Note that this site is in currently in version 1.0.0-alpha.   Some functionality may be limited.

13. Objects in Python

Objects in Python (and other programming languages) are basically containers that can hold data and/or functions inside them. When a function is inside an object, we usually call the function a “method.” When data is inside an object, we usually call it an “attribute.” The terminology isn’t that important, though. What we do need to know is that you can access these “methods” and “attributes” with a . (a dot or period). When we added sort(), append(), pop(), and lower() to our library app, we briefly saw how some methods contained inside certain objects in Python, like Lists (for sort, append, and pop), and String objects, like lower.

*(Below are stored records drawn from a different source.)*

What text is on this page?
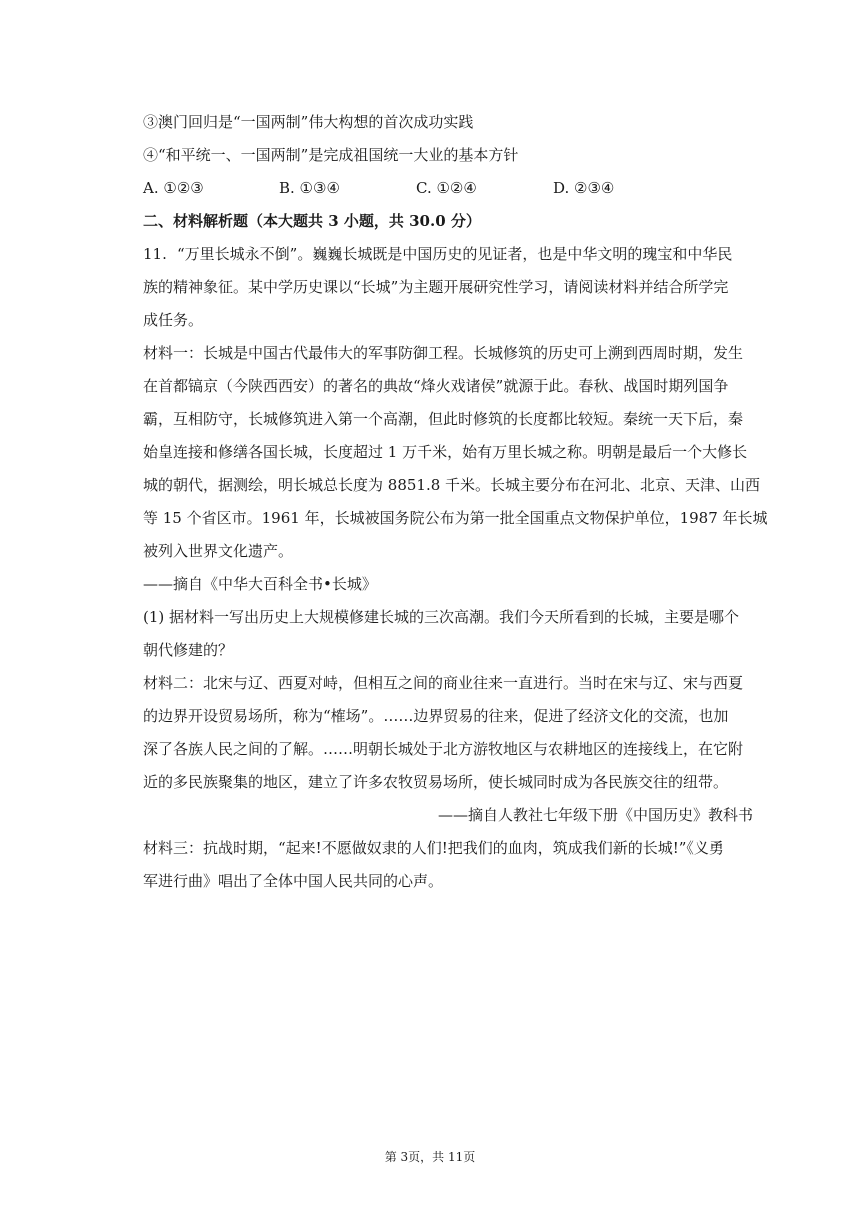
③澳门回归是“一国两制”伟大构想的首次成功实践
④“和平统一、一国两制”是完成祖国统一大业的基本方针
A. ①②③	B. ①③④	C. ①②④	D. ②③④
二、材料解析题（本大题共 3 小题，共 30.0 分）
11. “万里长城永不倒”。巍巍长城既是中国历史的见证者，也是中华文明的瑰宝和中华民
族的精神象征。某中学历史课以“长城”为主题开展研究性学习，请阅读材料并结合所学完
成任务。
材料一：长城是中国古代最伟大的军事防御工程。长城修筑的历史可上溯到西周时期，发生
在首都镐京（今陕西西安）的著名的典故“烽火戏诸侯”就源于此。春秋、战国时期列国争
霸，互相防守，长城修筑进入第一个高潮，但此时修筑的长度都比较短。秦统一天下后，秦
始皇连接和修缮各国长城，长度超过 1 万千米，始有万里长城之称。明朝是最后一个大修长
城的朝代，据测绘，明长城总长度为 8851.8 千米。长城主要分布在河北、北京、天津、山西
等 15 个省区市。1961 年，长城被国务院公布为第一批全国重点文物保护单位，1987 年长城
被列入世界文化遗产。
——摘自《中华大百科全书•长城》
(1) 据材料一写出历史上大规模修建长城的三次高潮。我们今天所看到的长城，主要是哪个
朝代修建的？
材料二：北宋与辽、西夏对峙，但相互之间的商业往来一直进行。当时在宋与辽、宋与西夏
的边界开设贸易场所，称为“榷场”。……边界贸易的往来，促进了经济文化的交流，也加
深了各族人民之间的了解。……明朝长城处于北方游牧地区与农耕地区的连接线上，在它附
近的多民族聚集的地区，建立了许多农牧贸易场所，使长城同时成为各民族交往的纽带。
——摘自人教社七年级下册《中国历史》教科书
材料三：抗战时期，“起来!不愿做奴隶的人们!把我们的血肉，筑成我们新的长城!”《义勇
军进行曲》唱出了全体中国人民共同的心声。
第 3页，共 11页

>>> loud_greeting = "HELLO!"
>>> loud_greeting.lower()
'hello!'

Many, or most, objects in Python have methods that allow you to use them in different ways. As you move into using more advanced Python, you’ll find that understanding what methods are available becomes more important.

Examining Objects

When you encounter an object, how can you learn its methods and atributes so you can use them? There are two main ways. The first, and likely the most practical, is to read the documentation of the library you’re using.

However, you can also use the dir() function, which will tell you which methods and attributes are available in an object.

Let’s use the REPL for a moment—open it by typing python at the command line.

>>> s = 'Hello, world!'

>>> dir(s)
['__add__', '__class__', '__contains__', '__delattr__', '__dir__', '__doc__',
...
'startswith', 'strip', 'swapcase', 'title', 'translate', 'upper', 'zfill']

The above output shows some of the methods and attributes for Python strings that can be accessed using the dot (.) syntax. Also, be aware that Python doesn’t print all the possible methods and attributes, just what it considers to be most important. Also, when using dir(), you’ll mostly want to ignore the methods and attributes that have underscores around them. They mainly have to do with the internals of the Python language. For now, ignore the information within underscores (like __add__) and focus on the stuff surrouned by single quotes (like startswith).

You can also use dir() to see what functions are available from Python libraries that you import. Try importing the random library again and see what you get when you enter dir(random).

>>> import random

>>> dir(random)
['BPF', 'LOG4', 'NV_MAGICCONST', 'RECIP_BPF', 'Random', 'SG_MAGICCONST', 'SystemRandom', 'TWOPI', '_BuiltinMethodType', '_MethodType', '_Sequence', '_Set', '__all__', '__builtins__', '__cached__', '__doc__', '__file__', '__loader__', '__name__', '__package__', '__spec__', '_acos', '_bisect', '_ceil', '_cos', '_e', '_exp', '_inst', '_itertools', '_log', '_os', '_pi', '_random', '_sha512', '_sin', '_sqrt', '_test', '_test_generator', '_urandom', '_warn', 'betavariate', 'choice', 'choices', 'expovariate', 'gammavariate', 'gauss', 'getrandbits', 'getstate', 'lognormvariate', 'normalvariate', 'paretovariate', 'randint', 'random', 'randrange', 'sample', 'seed', 'setstate', 'shuffle', 'triangular', 'uniform', 'vonmisesvariate', 'weibullvariate']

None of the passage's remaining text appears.